The challenges facing the six new regions in the country are numerous, ranging from the building of roads to the development of other forms of infrastructure such as extension of water and electricity, as well as hospitals and other health centres.
Addressing these challenges is very necessary because of its implication for peace, unity, progress and better life. Undoubtedly, the new regions are yearning for various forms of infrastructure development all aimed at improving upon the socio-economic status of residents in the affected areas.
These challenges and concerns are known to the government, as well as the commission that was instituted to go through the process of creating the six new regions in various parts of the country.
Having gone through the process successfully and legally brought the regions into being, we need to do all we can to ensure that each of the regions is formidably equipped in terms of capacity building to address the challenges ahead, hence the recent capacity building workshop organised for assembly members in these areas.
Similarly, the visit by the President to the new regions and the donation of a number of vehicles to them, as well as construction works for Regional Coordinating Council buildings and other infrastructure show that things are on course to bring the new regions up to the level of expectation as far as development is concerned.
The battle has just begun and must continue unabated to its logical conclusion. If the world today is moving towards much integration, then within the context of nationhood, Ghana will also have to move towards greater integration of its people.
One notable issue that came to light during and after the creation of the new regions was the siting of regional capitals. Some opinion leaders vigorously fought for the siting of the regional capitals in their hometowns or areas.
This did not come as a surprise, seeing that everyone would want his or her hometown to emerge as a regional capital so as to be able to attract and accumulate more development programmes.
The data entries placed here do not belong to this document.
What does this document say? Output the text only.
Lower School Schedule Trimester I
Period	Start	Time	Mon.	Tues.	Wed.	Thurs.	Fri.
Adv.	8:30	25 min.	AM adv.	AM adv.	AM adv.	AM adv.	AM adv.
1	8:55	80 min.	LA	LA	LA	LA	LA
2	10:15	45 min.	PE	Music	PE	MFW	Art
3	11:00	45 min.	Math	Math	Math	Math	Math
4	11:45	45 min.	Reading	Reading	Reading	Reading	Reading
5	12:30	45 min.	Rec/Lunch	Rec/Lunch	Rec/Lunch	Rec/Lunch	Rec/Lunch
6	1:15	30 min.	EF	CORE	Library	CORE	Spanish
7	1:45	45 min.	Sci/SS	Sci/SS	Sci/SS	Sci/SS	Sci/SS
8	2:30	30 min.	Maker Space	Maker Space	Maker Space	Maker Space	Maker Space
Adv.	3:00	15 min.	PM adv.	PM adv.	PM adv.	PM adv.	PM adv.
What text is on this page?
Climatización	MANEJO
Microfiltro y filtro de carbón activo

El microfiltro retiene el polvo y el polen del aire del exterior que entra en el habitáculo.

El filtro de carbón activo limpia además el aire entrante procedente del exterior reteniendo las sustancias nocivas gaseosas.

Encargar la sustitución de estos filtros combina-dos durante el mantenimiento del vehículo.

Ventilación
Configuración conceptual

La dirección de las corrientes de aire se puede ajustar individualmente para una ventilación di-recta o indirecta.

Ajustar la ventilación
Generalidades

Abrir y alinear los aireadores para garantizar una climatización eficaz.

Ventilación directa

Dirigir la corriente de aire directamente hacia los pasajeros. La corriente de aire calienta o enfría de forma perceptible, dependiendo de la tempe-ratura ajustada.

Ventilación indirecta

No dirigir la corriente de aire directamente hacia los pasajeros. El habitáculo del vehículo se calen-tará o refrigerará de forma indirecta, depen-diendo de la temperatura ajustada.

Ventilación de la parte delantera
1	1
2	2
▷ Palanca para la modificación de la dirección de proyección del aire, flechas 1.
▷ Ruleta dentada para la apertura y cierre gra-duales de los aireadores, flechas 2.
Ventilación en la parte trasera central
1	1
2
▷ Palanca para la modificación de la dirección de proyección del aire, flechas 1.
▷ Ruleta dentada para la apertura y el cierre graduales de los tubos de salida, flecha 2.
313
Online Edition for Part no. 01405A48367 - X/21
The clamour for the regional capitals was based on the old paradigm of development which tends to focus on the siting of all development projects in the capital, leading to the neglect of substantial portions of remote areas within the same region.
The lesson learnt from the development of previous regional capitals, where all development projects were concentrated in the capital, is an outmoded paradigm that calls for immediate revision with regard to developing the new regional capitals In line with the new paradigm of development, a regional capital will no longer be made to possess all the good things that befit a regional capital but will ensure that all other development projects are consciously and equitably spread to all parts of the new regions that have just been created.
This way, there will be fairness and equity for all people residing in other parts of the region. For example, extension of ministries may be located in the regional capital but regional hospitals and the construction of flats for workers may also be located in other areas.
Similarly, all parts of the region will be endowed with good lighting and water systems, educational institutions as well as good and dependable roads, among others.
This is what will make everybody proud irrespective of whether your area or town is made the capital or not.
One notable fact is that the issue of decentralisation, which is a crucial tool for the enhancement of the socio-economic development of the country, appears forgotten even by people who are expected to remind central and regional authorities to pay attention to the concept and apply it in their developmental agenda.
The formation of the new regions, having gone through various stages in line with Article 5 (2) of the constitution, should, therefore, be seen as a way of deepening decentralisation in the country and thereby ensuring that people are brought into the mainstream of economic democratisation and the ultimate purpose and realisation of the much-needed comprehensive national development.
This way, we will be able to construct the needed roads in all parts of the new regions and also can extend water and electricity to other areas within each of the regions. Similarly, health centres, educational and other facilities can also be equitably and fairly distributed to all parts.
At the end of it all, when things are carried out in this fair manner – and they surely will – there will be substantial improvement in the socio-economic status for all those residing in the new regions.
The writer is Director of Corporate Communications, Ghana Standards Authority.